Mlliyet Milliyet Blog Milliyet Blog
 
Facebook Connect
Blog Kategorileri
 

16 Eylül '06

 
Kategori
Tiyatro
 

" Boş alan "

" Boş alan "
 

Sahne nedir, neresidir? Çağımızın önemli yönetmenlerinden Peter Brook’un kuramına göre her boş alan sahnedir, oyuncu o boş alanda yalnızdır ve o alanı istediği gibi doldurabilir. Fiziksel bir doldurmadan ziyade, tüm klasik mekân gereksinimlerinden soyutlanmış bir doldurmadır söz konusu olan. İçinde hiçbir nesnenin bulunmadığı sahne boş bir “uzay”dır Brook’a göre. Oyuncu sahneye adımını attığı andaysa artık o uzay, belirlenmiş bir alan olarak “uzam” haline gelir. İşte o uzamın içine oyuncudan başka şeyler de sokmak istediğinizde, o uzamı daha da belirlemek istediğinizde “dekor” çıkar karşımıza. Latince “decus, oris” kökenlerinden gelen bu kelime, “süsleme” anlamına gelir. Tiyatro söz konusu olduğunda sahnenin “süslenmesi” işidir yani dekor. Bu süslemenin neye göre olacağı, neye hizmet edeceğiyse bugün gittiğimiz her oyunda farklı şekillerde karşımıza çıkan başka başka dekor anlayışlarında gösterir kendini.

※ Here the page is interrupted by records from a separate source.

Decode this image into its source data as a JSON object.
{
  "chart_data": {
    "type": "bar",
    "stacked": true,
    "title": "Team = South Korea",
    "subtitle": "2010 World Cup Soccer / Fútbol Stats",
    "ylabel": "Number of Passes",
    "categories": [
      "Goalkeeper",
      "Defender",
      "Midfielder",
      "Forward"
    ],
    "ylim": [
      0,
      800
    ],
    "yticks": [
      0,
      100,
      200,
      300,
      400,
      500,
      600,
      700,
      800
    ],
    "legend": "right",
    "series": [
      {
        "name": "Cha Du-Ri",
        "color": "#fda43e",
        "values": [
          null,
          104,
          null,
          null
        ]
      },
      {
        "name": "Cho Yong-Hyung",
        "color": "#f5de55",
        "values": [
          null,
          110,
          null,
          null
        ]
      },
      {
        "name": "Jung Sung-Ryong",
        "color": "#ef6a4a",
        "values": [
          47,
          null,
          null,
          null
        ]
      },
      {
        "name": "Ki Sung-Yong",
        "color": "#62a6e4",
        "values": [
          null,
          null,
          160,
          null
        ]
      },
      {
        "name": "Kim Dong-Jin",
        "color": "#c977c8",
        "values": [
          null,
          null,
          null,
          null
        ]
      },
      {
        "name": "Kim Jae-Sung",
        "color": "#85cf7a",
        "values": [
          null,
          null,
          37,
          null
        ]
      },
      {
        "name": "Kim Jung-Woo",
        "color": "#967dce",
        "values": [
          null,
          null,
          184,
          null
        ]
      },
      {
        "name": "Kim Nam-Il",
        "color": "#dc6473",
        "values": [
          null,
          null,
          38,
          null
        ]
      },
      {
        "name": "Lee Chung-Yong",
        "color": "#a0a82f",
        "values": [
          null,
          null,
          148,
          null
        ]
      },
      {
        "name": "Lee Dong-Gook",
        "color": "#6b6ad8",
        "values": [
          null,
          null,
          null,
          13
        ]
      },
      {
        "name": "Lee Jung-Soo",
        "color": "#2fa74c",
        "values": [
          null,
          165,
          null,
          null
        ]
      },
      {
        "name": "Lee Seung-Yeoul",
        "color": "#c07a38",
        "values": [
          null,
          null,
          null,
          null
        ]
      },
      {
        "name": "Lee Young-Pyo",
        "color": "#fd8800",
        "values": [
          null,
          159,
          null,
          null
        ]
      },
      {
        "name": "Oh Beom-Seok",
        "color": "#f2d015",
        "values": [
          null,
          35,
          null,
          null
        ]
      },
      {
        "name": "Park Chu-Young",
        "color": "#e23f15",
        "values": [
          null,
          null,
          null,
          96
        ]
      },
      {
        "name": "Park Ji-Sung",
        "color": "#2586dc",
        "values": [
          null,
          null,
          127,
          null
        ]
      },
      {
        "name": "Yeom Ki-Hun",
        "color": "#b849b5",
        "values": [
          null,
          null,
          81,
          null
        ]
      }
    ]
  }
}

Tiyatro tarihi boyunca dekorsuz oyunlardan ilk dekorlu oyunlara, birebir gerçekliği yansıtan dekorlardan soyut kullanımlara uzanan yaklaşımlar günümüzde, dekor tasarımcısının ve tabi birlikte çalıştığı yönetmenin tiyatro anlayışına göre uygulama alanı buluyor.

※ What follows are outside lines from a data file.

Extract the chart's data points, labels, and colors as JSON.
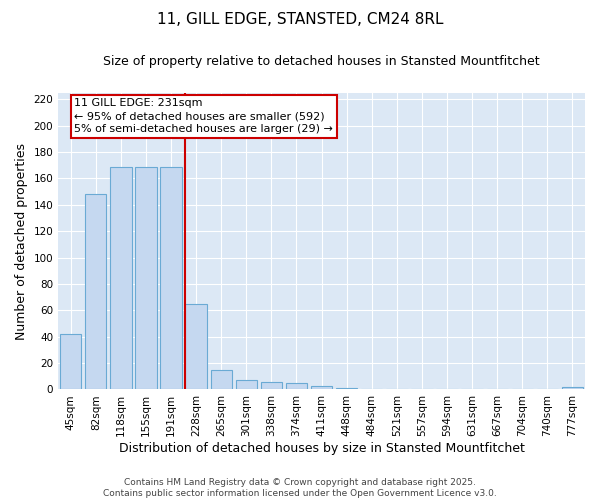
{
  "title": "11, GILL EDGE, STANSTED, CM24 8RL",
  "subtitle": "Size of property relative to detached houses in Stansted Mountfitchet",
  "xlabel": "Distribution of detached houses by size in Stansted Mountfitchet",
  "ylabel": "Number of detached properties",
  "categories": [
    "45sqm",
    "82sqm",
    "118sqm",
    "155sqm",
    "191sqm",
    "228sqm",
    "265sqm",
    "301sqm",
    "338sqm",
    "374sqm",
    "411sqm",
    "448sqm",
    "484sqm",
    "521sqm",
    "557sqm",
    "594sqm",
    "631sqm",
    "667sqm",
    "704sqm",
    "740sqm",
    "777sqm"
  ],
  "values": [
    42,
    148,
    169,
    169,
    169,
    65,
    15,
    7,
    6,
    5,
    3,
    1,
    0,
    0,
    0,
    0,
    0,
    0,
    0,
    0,
    2
  ],
  "bar_color": "#c5d8f0",
  "bar_edge_color": "#6aaad4",
  "vline_color": "#cc0000",
  "annotation_text": "11 GILL EDGE: 231sqm\n← 95% of detached houses are smaller (592)\n5% of semi-detached houses are larger (29) →",
  "annotation_box_color": "#cc0000",
  "ylim": [
    0,
    225
  ],
  "yticks": [
    0,
    20,
    40,
    60,
    80,
    100,
    120,
    140,
    160,
    180,
    200,
    220
  ],
  "plot_bg_color": "#dce8f5",
  "fig_bg_color": "#ffffff",
  "grid_color": "#ffffff",
  "footer_text": "Contains HM Land Registry data © Crown copyright and database right 2025.\nContains public sector information licensed under the Open Government Licence v3.0.",
  "title_fontsize": 11,
  "subtitle_fontsize": 9,
  "xlabel_fontsize": 9,
  "ylabel_fontsize": 9,
  "tick_fontsize": 7.5,
  "annotation_fontsize": 8,
  "footer_fontsize": 6.5
}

Dekor anlayışında yaşanan değişiklikler, dramatik ve epik tiyatro arasındaki yorum farkının sahne düzenine yansıması olarak da değerlendirilebilir. Dramatik oyunculuğun ağırlıklı olduğu ve seyircide gerçeklik duygusu uyandırmak, ona bir oyun seyrettiğini unutturmak, özdeşleşme kurmasını sağlamak amacının güdüldüğü dönemde dekor anlayışı da, “o mekandaymış duygusu” vermek üstüne kuruluydu. Epik tiyatronun ve seyirciye “bir oyun izlediği” duygusunun verilmesi arzusunun ortaya çıkışıyla birlikteyse dekor alanında da birebir gerçeklikten çok oyunun “ruhunu” seyirciye aktaracak bir anlayışa gidildi. 20. yüzyılda bu alanda önemli değişikliklere imza atmış isimlerin başında İsveçli tasarımcı Adolphe Appia gelmekte. Appia’nın yalın dekor anlayışı İngiliz yönetmen Gordon Craig’le bir adım daha ileriye giderek çok daha simgesel bir hale büründü.

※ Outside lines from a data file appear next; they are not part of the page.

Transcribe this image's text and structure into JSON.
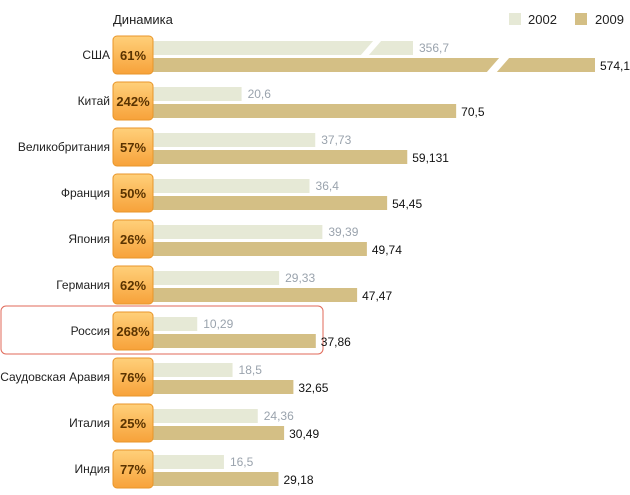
{
  "header": {
    "dynamics_label": "Динамика"
  },
  "colors": {
    "series_2002": "#e6e9d6",
    "series_2009": "#d4bf85",
    "badge_top": "#ffd07a",
    "badge_bottom": "#f7a23a",
    "highlight_border": "#e06a5a"
  },
  "chart_data": {
    "type": "bar",
    "orientation": "horizontal",
    "title": "",
    "xlabel": "",
    "ylabel": "",
    "legend_position": "top-right",
    "grid": false,
    "broken_axis_category": "США",
    "highlighted_category": "Россия",
    "categories": [
      "США",
      "Китай",
      "Великобритания",
      "Франция",
      "Япония",
      "Германия",
      "Россия",
      "Саудовская Аравия",
      "Италия",
      "Индия"
    ],
    "series": [
      {
        "name": "2002",
        "values": [
          356.7,
          20.6,
          37.73,
          36.4,
          39.39,
          29.33,
          10.29,
          18.5,
          24.36,
          16.5
        ],
        "labels": [
          "356,7",
          "20,6",
          "37,73",
          "36,4",
          "39,39",
          "29,33",
          "10,29",
          "18,5",
          "24,36",
          "16,5"
        ]
      },
      {
        "name": "2009",
        "values": [
          574.1,
          70.5,
          59.131,
          54.45,
          49.74,
          47.47,
          37.86,
          32.65,
          30.49,
          29.18
        ],
        "labels": [
          "574,1",
          "70,5",
          "59,131",
          "54,45",
          "49,74",
          "47,47",
          "37,86",
          "32,65",
          "30,49",
          "29,18"
        ]
      }
    ],
    "growth": [
      "61%",
      "242%",
      "57%",
      "50%",
      "26%",
      "62%",
      "268%",
      "76%",
      "25%",
      "77%"
    ]
  }
}
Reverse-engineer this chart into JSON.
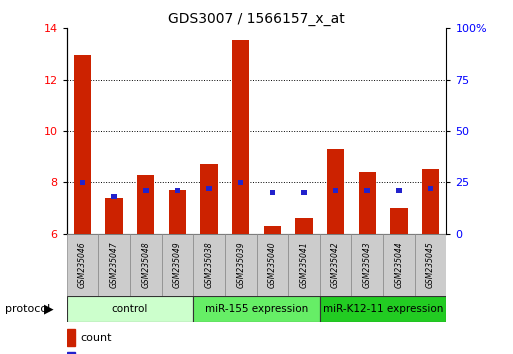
{
  "title": "GDS3007 / 1566157_x_at",
  "samples": [
    "GSM235046",
    "GSM235047",
    "GSM235048",
    "GSM235049",
    "GSM235038",
    "GSM235039",
    "GSM235040",
    "GSM235041",
    "GSM235042",
    "GSM235043",
    "GSM235044",
    "GSM235045"
  ],
  "count_values": [
    12.95,
    7.4,
    8.3,
    7.7,
    8.7,
    13.55,
    6.3,
    6.6,
    9.3,
    8.4,
    7.0,
    8.5
  ],
  "percentile_values": [
    25,
    18,
    21,
    21,
    22,
    25,
    20,
    20,
    21,
    21,
    21,
    22
  ],
  "ylim_left": [
    6,
    14
  ],
  "ylim_right": [
    0,
    100
  ],
  "yticks_left": [
    6,
    8,
    10,
    12,
    14
  ],
  "yticks_right": [
    0,
    25,
    50,
    75,
    100
  ],
  "ytick_labels_right": [
    "0",
    "25",
    "50",
    "75",
    "100%"
  ],
  "groups": [
    {
      "label": "control",
      "indices": [
        0,
        1,
        2,
        3
      ],
      "color": "#ccffcc"
    },
    {
      "label": "miR-155 expression",
      "indices": [
        4,
        5,
        6,
        7
      ],
      "color": "#66ee66"
    },
    {
      "label": "miR-K12-11 expression",
      "indices": [
        8,
        9,
        10,
        11
      ],
      "color": "#22cc22"
    }
  ],
  "bar_color": "#cc2200",
  "percentile_color": "#2222cc",
  "bar_width": 0.55,
  "background_color": "#ffffff",
  "plot_bg_color": "#ffffff",
  "title_fontsize": 10,
  "tick_fontsize": 8,
  "sample_fontsize": 5.5,
  "group_fontsize": 7.5,
  "legend_fontsize": 8
}
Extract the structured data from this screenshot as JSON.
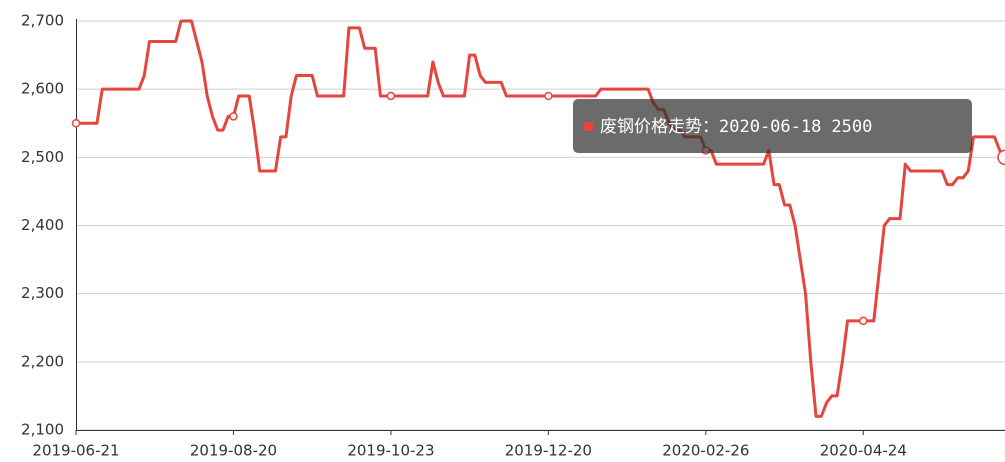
{
  "chart_data": {
    "type": "line",
    "categories": [
      "2019-06-21",
      null,
      null,
      null,
      null,
      null,
      null,
      null,
      null,
      null,
      null,
      null,
      null,
      null,
      null,
      null,
      null,
      null,
      null,
      null,
      null,
      null,
      null,
      null,
      null,
      null,
      null,
      null,
      null,
      null,
      "2019-08-20",
      null,
      null,
      null,
      null,
      null,
      null,
      null,
      null,
      null,
      null,
      null,
      null,
      null,
      null,
      null,
      null,
      null,
      null,
      null,
      null,
      null,
      null,
      null,
      null,
      null,
      null,
      null,
      null,
      null,
      "2019-10-23",
      null,
      null,
      null,
      null,
      null,
      null,
      null,
      null,
      null,
      null,
      null,
      null,
      null,
      null,
      null,
      null,
      null,
      null,
      null,
      null,
      null,
      null,
      null,
      null,
      null,
      null,
      null,
      null,
      null,
      "2019-12-20",
      null,
      null,
      null,
      null,
      null,
      null,
      null,
      null,
      null,
      null,
      null,
      null,
      null,
      null,
      null,
      null,
      null,
      null,
      null,
      null,
      null,
      null,
      null,
      null,
      null,
      null,
      null,
      null,
      null,
      "2020-02-26",
      null,
      null,
      null,
      null,
      null,
      null,
      null,
      null,
      null,
      null,
      null,
      null,
      null,
      null,
      null,
      null,
      null,
      null,
      null,
      null,
      null,
      null,
      null,
      null,
      null,
      null,
      null,
      null,
      null,
      "2020-04-24",
      null,
      null,
      null,
      null,
      null,
      null,
      null,
      null,
      null,
      null,
      null,
      null,
      null,
      null,
      null,
      null,
      null,
      null,
      null,
      null,
      null,
      null,
      null,
      null,
      null,
      null,
      null
    ],
    "series": [
      {
        "name": "废钢价格走势",
        "color": "#e5453c",
        "values": [
          2550,
          2550,
          2550,
          2550,
          2550,
          2600,
          2600,
          2600,
          2600,
          2600,
          2600,
          2600,
          2600,
          2620,
          2670,
          2670,
          2670,
          2670,
          2670,
          2670,
          2700,
          2700,
          2700,
          2670,
          2640,
          2590,
          2560,
          2540,
          2540,
          2560,
          2560,
          2590,
          2590,
          2590,
          2540,
          2480,
          2480,
          2480,
          2480,
          2530,
          2530,
          2590,
          2620,
          2620,
          2620,
          2620,
          2590,
          2590,
          2590,
          2590,
          2590,
          2590,
          2690,
          2690,
          2690,
          2660,
          2660,
          2660,
          2590,
          2590,
          2590,
          2590,
          2590,
          2590,
          2590,
          2590,
          2590,
          2590,
          2640,
          2610,
          2590,
          2590,
          2590,
          2590,
          2590,
          2650,
          2650,
          2620,
          2610,
          2610,
          2610,
          2610,
          2590,
          2590,
          2590,
          2590,
          2590,
          2590,
          2590,
          2590,
          2590,
          2590,
          2590,
          2590,
          2590,
          2590,
          2590,
          2590,
          2590,
          2590,
          2600,
          2600,
          2600,
          2600,
          2600,
          2600,
          2600,
          2600,
          2600,
          2600,
          2580,
          2570,
          2570,
          2550,
          2540,
          2540,
          2530,
          2530,
          2530,
          2530,
          2510,
          2510,
          2490,
          2490,
          2490,
          2490,
          2490,
          2490,
          2490,
          2490,
          2490,
          2490,
          2510,
          2460,
          2460,
          2430,
          2430,
          2400,
          2350,
          2300,
          2200,
          2120,
          2120,
          2140,
          2150,
          2150,
          2200,
          2260,
          2260,
          2260,
          2260,
          2260,
          2260,
          2330,
          2400,
          2410,
          2410,
          2410,
          2490,
          2480,
          2480,
          2480,
          2480,
          2480,
          2480,
          2480,
          2460,
          2460,
          2470,
          2470,
          2480,
          2530,
          2530,
          2530,
          2530,
          2530,
          2510,
          2500
        ]
      }
    ],
    "ylim": [
      2100,
      2700
    ],
    "yticks": [
      {
        "value": 2100,
        "label": "2,100"
      },
      {
        "value": 2200,
        "label": "2,200"
      },
      {
        "value": 2300,
        "label": "2,300"
      },
      {
        "value": 2400,
        "label": "2,400"
      },
      {
        "value": 2500,
        "label": "2,500"
      },
      {
        "value": 2600,
        "label": "2,600"
      },
      {
        "value": 2700,
        "label": "2,700"
      }
    ],
    "grid": true,
    "tooltip": {
      "label": "废钢价格走势：",
      "date": "2020-06-18",
      "value": 2500
    }
  }
}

Türk tiyatrosunda dekor tasarımına bakarsak geleneksel halk oyunlarından “orta oyunu”nda, günümüzün yalın ve göstermeci anlayışının izlerini görmek mümkün aslında. Orta oyununda da “Yeni Dünya” denilen iki ya da üç kanatlı bir paravan ve “Dükkan” denilen, önünde alçak bir iskemle bulunan peyke, tüm dekoru oluşturur ve kendiliğinden bir yabancılaştırma efekti yaratır.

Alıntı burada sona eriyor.